What breaks first when you actually use your own product

Every component in the system passed its tests and the cognitive pipeline ran cleanly in development and the memory retrieval returned relevant results and the model routing dispatched requests to the right models, and everything worked.

Then we started running real ventures on it and “works” turned out to have a lot of gradations we hadn’t considered.

The context management problem

The first thing to break wasn’t a component, it was the interaction between components, and each module in the context assembly pipeline was doing its job correctly and memories were being retrieved and knowledge was being retrieved and tool descriptions were being loaded and all of it was relevant.

The problem was volume though and it was a problem I hadn’t anticipated, and every module added context and none of them knew how much context the others were adding so by the time all 11 modules had run the context window was saturated and the agent had so much information that it couldn’t reason effectively about any of it.

In testing we’d used short conversation histories and limited knowledge bases but in production the venture had months of accumulated memories and hundreds of knowledge documents and 46 available tools and the math simply didn’t work.

That’s when we learned that constraints aren’t the enemy of good AI, they’re the prerequisite, and we built the 80% token budget ceiling and the gradient compression system to enforce it, and the system now actively prioritizes what goes into the context window and cuts the least relevant information rather than trying to include everything, and it was a humbling lesson—more information doesn’t mean better reasoning, curated information does.

The model cost surprise

Our model routing system worked exactly as designed and expensive models handled hard tasks and cheap models handled easy ones and the routing logic was sound.

What we didn’t anticipate was how many tasks the system classified as “hard,” and the routing was correct in each individual case but in aggregate the cost was higher than expected because our initial calibration of what counts as “hard” was too generous.

This is a subtle bug, the kind that hides in aggregation, and no single request was misrouted but the overall pattern was just expensive so we had to recalibrate the tier thresholds and push more tasks to the local models and start tracking cost per conversation turn to make the economics work at scale.

The memory relevance problem

Memory retrieval was technically accurate and when the agent searched for memories related to “customer onboarding” it got memories related to customer onboarding but the problem was that “related to customer onboarding” returned 47 memories and some from last week and some from three months ago and some that were tangentially relevant and some that were central.
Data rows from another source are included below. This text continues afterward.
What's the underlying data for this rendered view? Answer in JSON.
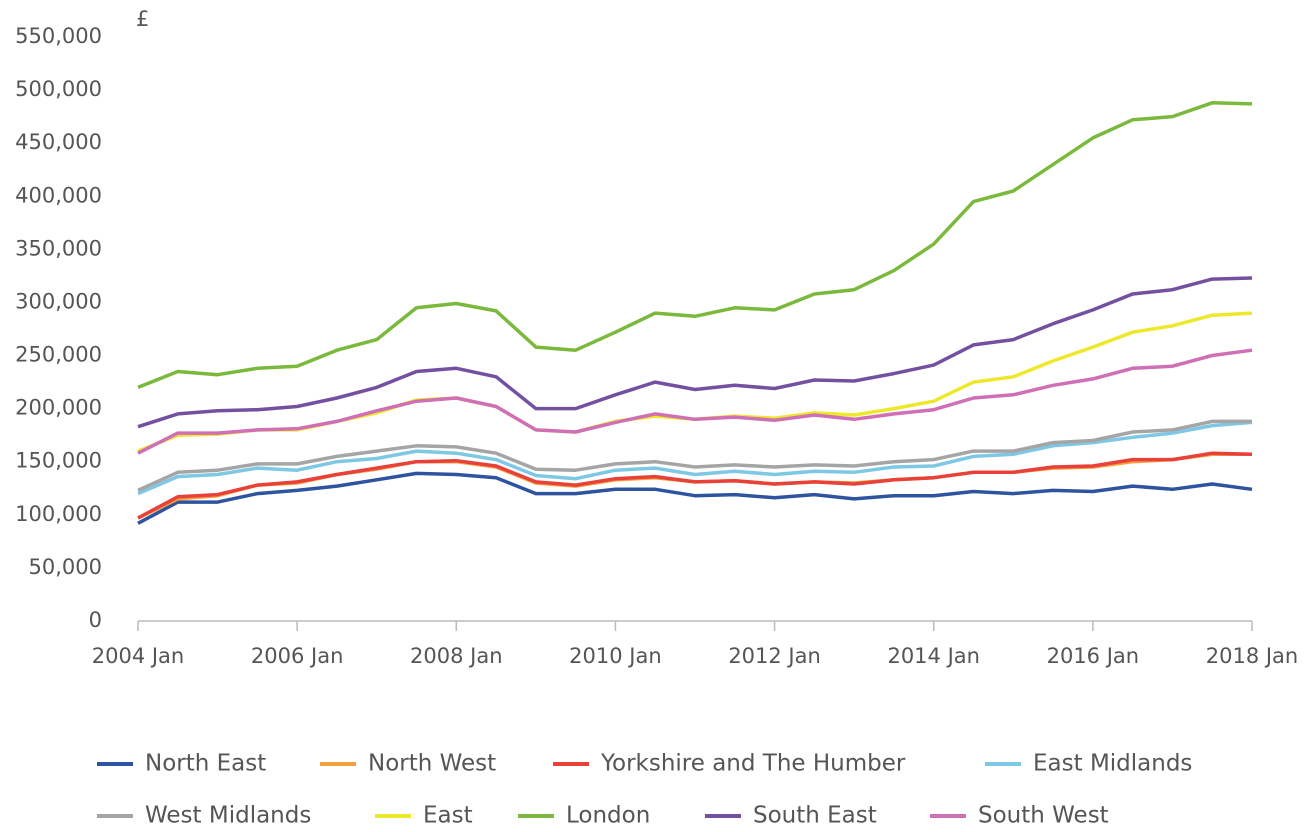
{
  "chart_data": {
    "type": "line",
    "yunit": "£",
    "x": [
      2004,
      2004.5,
      2005,
      2005.5,
      2006,
      2006.5,
      2007,
      2007.5,
      2008,
      2008.5,
      2009,
      2009.5,
      2010,
      2010.5,
      2011,
      2011.5,
      2012,
      2012.5,
      2013,
      2013.5,
      2014,
      2014.5,
      2015,
      2015.5,
      2016,
      2016.5,
      2017,
      2017.5,
      2018
    ],
    "xlim": [
      2004,
      2018
    ],
    "xticks": [
      {
        "value": 2004,
        "label": "2004 Jan"
      },
      {
        "value": 2006,
        "label": "2006 Jan"
      },
      {
        "value": 2008,
        "label": "2008 Jan"
      },
      {
        "value": 2010,
        "label": "2010 Jan"
      },
      {
        "value": 2012,
        "label": "2012 Jan"
      },
      {
        "value": 2014,
        "label": "2014 Jan"
      },
      {
        "value": 2016,
        "label": "2016 Jan"
      },
      {
        "value": 2018,
        "label": "2018 Jan"
      }
    ],
    "ylim": [
      0,
      550000
    ],
    "yticks": [
      0,
      {
        "value": 50000,
        "label": "50,000"
      },
      {
        "value": 100000,
        "label": "100,000"
      },
      {
        "value": 150000,
        "label": "150,000"
      },
      {
        "value": 200000,
        "label": "200,000"
      },
      {
        "value": 250000,
        "label": "250,000"
      },
      {
        "value": 300000,
        "label": "300,000"
      },
      {
        "value": 350000,
        "label": "350,000"
      },
      {
        "value": 400000,
        "label": "400,000"
      },
      {
        "value": 450000,
        "label": "450,000"
      },
      {
        "value": 500000,
        "label": "500,000"
      },
      {
        "value": 550000,
        "label": "550,000"
      }
    ],
    "series": [
      {
        "name": "North East",
        "color": "#2e54a0",
        "values": [
          92000,
          112000,
          112000,
          120000,
          123000,
          127000,
          133000,
          139000,
          138000,
          135000,
          120000,
          120000,
          124000,
          124000,
          118000,
          119000,
          116000,
          119000,
          115000,
          118000,
          118000,
          122000,
          120000,
          123000,
          122000,
          127000,
          124000,
          129000,
          124000
        ]
      },
      {
        "name": "North West",
        "color": "#f4a03c",
        "values": [
          97000,
          115000,
          118000,
          128000,
          130000,
          138000,
          143000,
          150000,
          150000,
          145000,
          130000,
          127000,
          133000,
          135000,
          131000,
          132000,
          129000,
          131000,
          130000,
          133000,
          135000,
          140000,
          140000,
          144000,
          145000,
          150000,
          152000,
          157000,
          157000
        ]
      },
      {
        "name": "Yorkshire and The Humber",
        "color": "#e8413a",
        "values": [
          97000,
          117000,
          119000,
          128000,
          131000,
          138000,
          144000,
          150000,
          151000,
          146000,
          131000,
          128000,
          134000,
          136000,
          131000,
          132000,
          129000,
          131000,
          129000,
          133000,
          135000,
          140000,
          140000,
          145000,
          146000,
          152000,
          152000,
          158000,
          157000
        ]
      },
      {
        "name": "East Midlands",
        "color": "#7ec8e6",
        "values": [
          120000,
          136000,
          138000,
          144000,
          142000,
          150000,
          153000,
          160000,
          158000,
          152000,
          137000,
          134000,
          142000,
          144000,
          138000,
          141000,
          138000,
          141000,
          140000,
          145000,
          146000,
          155000,
          157000,
          165000,
          168000,
          173000,
          177000,
          184000,
          187000
        ]
      },
      {
        "name": "West Midlands",
        "color": "#a5a5a5",
        "values": [
          123000,
          140000,
          142000,
          148000,
          148000,
          155000,
          160000,
          165000,
          164000,
          158000,
          143000,
          142000,
          148000,
          150000,
          145000,
          147000,
          145000,
          147000,
          146000,
          150000,
          152000,
          160000,
          160000,
          168000,
          170000,
          178000,
          180000,
          188000,
          188000
        ]
      },
      {
        "name": "East",
        "color": "#ede82a",
        "values": [
          160000,
          175000,
          176000,
          180000,
          180000,
          188000,
          196000,
          208000,
          210000,
          202000,
          180000,
          178000,
          188000,
          193000,
          190000,
          193000,
          191000,
          196000,
          194000,
          200000,
          207000,
          225000,
          230000,
          245000,
          258000,
          272000,
          278000,
          288000,
          290000
        ]
      },
      {
        "name": "London",
        "color": "#7ab93c",
        "values": [
          220000,
          235000,
          232000,
          238000,
          240000,
          255000,
          265000,
          295000,
          299000,
          292000,
          258000,
          255000,
          272000,
          290000,
          287000,
          295000,
          293000,
          308000,
          312000,
          330000,
          355000,
          395000,
          405000,
          430000,
          455000,
          472000,
          475000,
          488000,
          487000
        ]
      },
      {
        "name": "South East",
        "color": "#7451a0",
        "values": [
          183000,
          195000,
          198000,
          199000,
          202000,
          210000,
          220000,
          235000,
          238000,
          230000,
          200000,
          200000,
          213000,
          225000,
          218000,
          222000,
          219000,
          227000,
          226000,
          233000,
          241000,
          260000,
          265000,
          280000,
          293000,
          308000,
          312000,
          322000,
          323000
        ]
      },
      {
        "name": "South West",
        "color": "#cf6fb5",
        "values": [
          158000,
          177000,
          177000,
          180000,
          181000,
          188000,
          198000,
          207000,
          210000,
          202000,
          180000,
          178000,
          187000,
          195000,
          190000,
          192000,
          189000,
          194000,
          190000,
          195000,
          199000,
          210000,
          213000,
          222000,
          228000,
          238000,
          240000,
          250000,
          255000
        ]
      }
    ]
  }
}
The agent treated them all with roughly equal weight and a decision made three months ago in a different context got surfaced alongside a conversation from yesterday and the agent didn’t have a strong sense of which memories were more relevant to the current situation versus which ones just happened to contain similar words.

This pushed us to rethink memory weighting and not just “is this memory semantically similar to the current query?” but “how recent is it and how significant was the original context and how many times has it been referenced since?”, and we’re still iterating on this and I don’t think we’ve cracked it yet.

The tool awareness gap

I mentioned this in a previous article but it bears repeating because it was one of the more surprising failures, and the agent had access to a set of tools and the agent was capable of using those tools but the agent’s awareness of which tools were available and when to use them was inconsistent.

Sometimes the agent would attempt to manually do something that a tool could have handled in seconds and other times it would reference a tool that wasn’t in its current permission set and the tool discovery module we built was a direct response to this problem and it uses semantic search to surface relevant tools based on the current task.

But I wonder whether this is a deeper issue than tool indexing, and maybe it’s about how agents understand their own capabilities, and when you hire a person they know what they can do but an AI agent only knows what you’ve told it and “telling” it through tool descriptions and permission lists is a surprisingly lossy form of communication.

What this taught us about testing

The meta-lesson is that unit tests and integration tests are necessary but not sufficient for systems this complex and every component worked in isolation but the failures were emergent and arising from how components interacted under real-world load with real-world data volumes.

The only way to find these problems was to run real workloads and not simulated workloads with curated data but real ventures and real conversations and real accumulated memory and real cost pressures.

Dogfooding isn’t just a product strategy and it’s a testing strategy and for systems with this many interacting components it might be the only testing strategy that actually finds the problems that matter.